David Pereda

El lunes 10 de abril, cuando intentó negar que haya extorsionado a funcionarios a través del programa periodístico que tenía con su padre, Jorge Aramayo, en Puno, la hoy congresista fujimorista Alejandra Aramayo dijo ser víctima de ‘sicariato periodístico’ de parte de quienes, según ella, se oponían al proyecto de ley de control de medios que ha presentado junto a su colega de bancada Úrsula Letona.

Lo que no sabía es que, motivados por ese acto histriónico ante la prensa a la que convocó en el Congreso, más víctimas reales de sus malas prácticas periodísticas se iban a animar, por fin luego de muchos años, a contar sus casos.

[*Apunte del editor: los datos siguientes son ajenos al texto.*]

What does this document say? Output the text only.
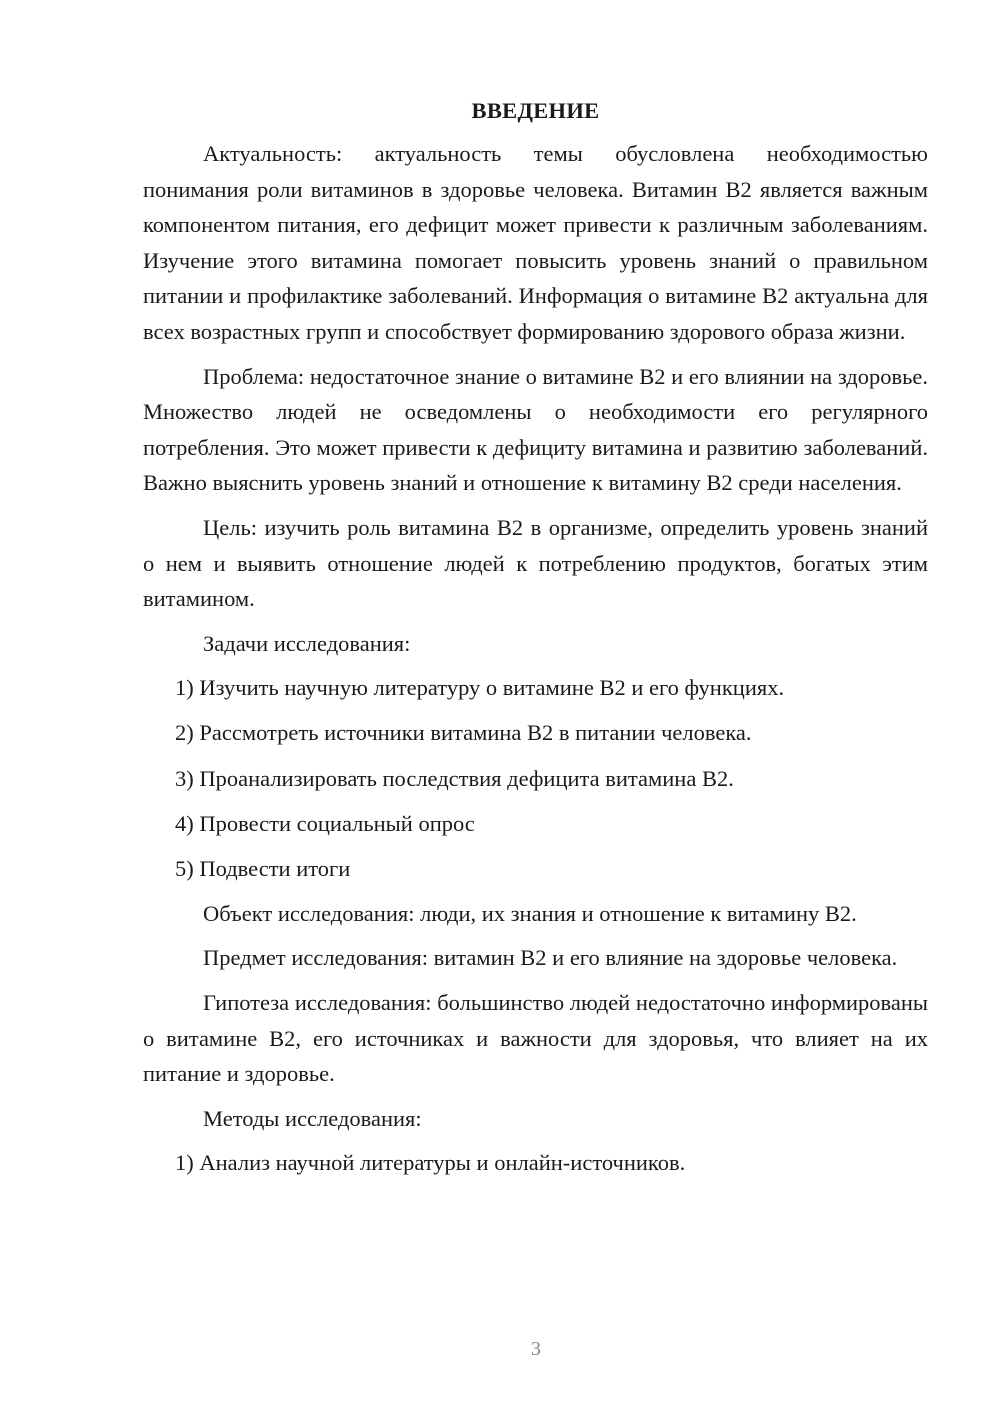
ВВЕДЕНИЕ

Актуальность: актуальность темы обусловлена необходимостью понимания роли витаминов в здоровье человека. Витамин В2 является важным компонентом питания, его дефицит может привести к различным заболеваниям. Изучение этого витамина помогает повысить уровень знаний о правильном питании и профилактике заболеваний. Информация о витамине В2 актуальна для всех возрастных групп и способствует формированию здорового образа жизни.

Проблема: недостаточное знание о витамине В2 и его влиянии на здоровье. Множество людей не осведомлены о необходимости его регулярного потребления. Это может привести к дефициту витамина и развитию заболеваний. Важно выяснить уровень знаний и отношение к витамину В2 среди населения.

Цель: изучить роль витамина В2 в организме, определить уровень знаний о нем и выявить отношение людей к потреблению продуктов, богатых этим витамином.

Задачи исследования:

1) Изучить научную литературу о витамине В2 и его функциях.
2) Рассмотреть источники витамина В2 в питании человека.
3) Проанализировать последствия дефицита витамина В2.
4) Провести социальный опрос
5) Подвести итоги

Объект исследования: люди, их знания и отношение к витамину В2.

Предмет исследования: витамин В2 и его влияние на здоровье человека.

Гипотеза исследования: большинство людей недостаточно информированы о витамине В2, его источниках и важности для здоровья, что влияет на их питание и здоровье.

Методы исследования:

1) Анализ научной литературы и онлайн-источников.
3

Anoche, Cuarto Poder presentó al ingeniero Fernando Salas Tapia, un empresario puneño dedicado al rubro de la construcción que, cuando el año 2000 ganó el concurso público convocado por la Municipalidad de Puno para instalar más de 100 semáforos en 35 intersecciones de la ciudad, recibió la visita de un emisario de Jorge Aramayo para decirle que tenía que pagar 5 mil soles al canal 13 “para que le dejen trabajar tranquilo”.

Salas relata que, con el objetivo de que el propio Aramayo vaya a verlo, le dijo al emisario si podían ser 3 mil soles. Al día siguiente llegó a su oficina el padre de la congresista, quien reiteró la amenaza.

“Si es por publicidad, no la necesito por ahora”, le dijo, a lo que Aramayo contestó: “No, estás equivocado. Las cosas aquí en Puno no son como tú crees. Para dejarte trabajar tranquilo tienes que pagarme 5 mil soles”.

Lo peor vino después. Como Salas adujo falta de liquidez, Aramayo intentó resolver eso llevándolo a un prestamista. Lo conminó a recibir ese dinero a cambio de su camioneta.

“Le dije que no le iba a dar ni un sol porque lo que estaba haciendo era un chantaje y una extorsión, tal cual lo habían hecho con otros funcionarios públicos y otros empresarios de Puno, y eso le molestó. Entonces, cuando me iba, me dijo que mire su programa del día domingo. Entonces él y su hija Alejandra iniciaron una campaña de desprestigio en mi contra a través del programa ‘Confidencias’, del canal 13”, recuerda.
Otro funcionario

Cuarto Poder también presentó el testimonio del ingeniero Juan Carlos Málaga, ex presidente del Consejo Transitorio de Administración regional. Este relata que el mismo día en que juró al cargo en 1994, Jorge Aramayo llegó a su despacho para hacerle la misma propuesta que a Salas: que contrate sus servicios para levantar su imagen y minimizar cualquier error que pudiera cometer, a cambio de que les pague 2 mil soles mensuales.

“Como no le di gusto, me dijo que estaba en problemas”, dice el ex funcionario.

Y así fue. Como en los casos de Julián Barra Catacora y Fernando Salas, los Aramayo empezaron a usar la señal del canal 13 para acusarlos de todo tipo de cosas personales y deficiencias administrativas que nunca se le probaron.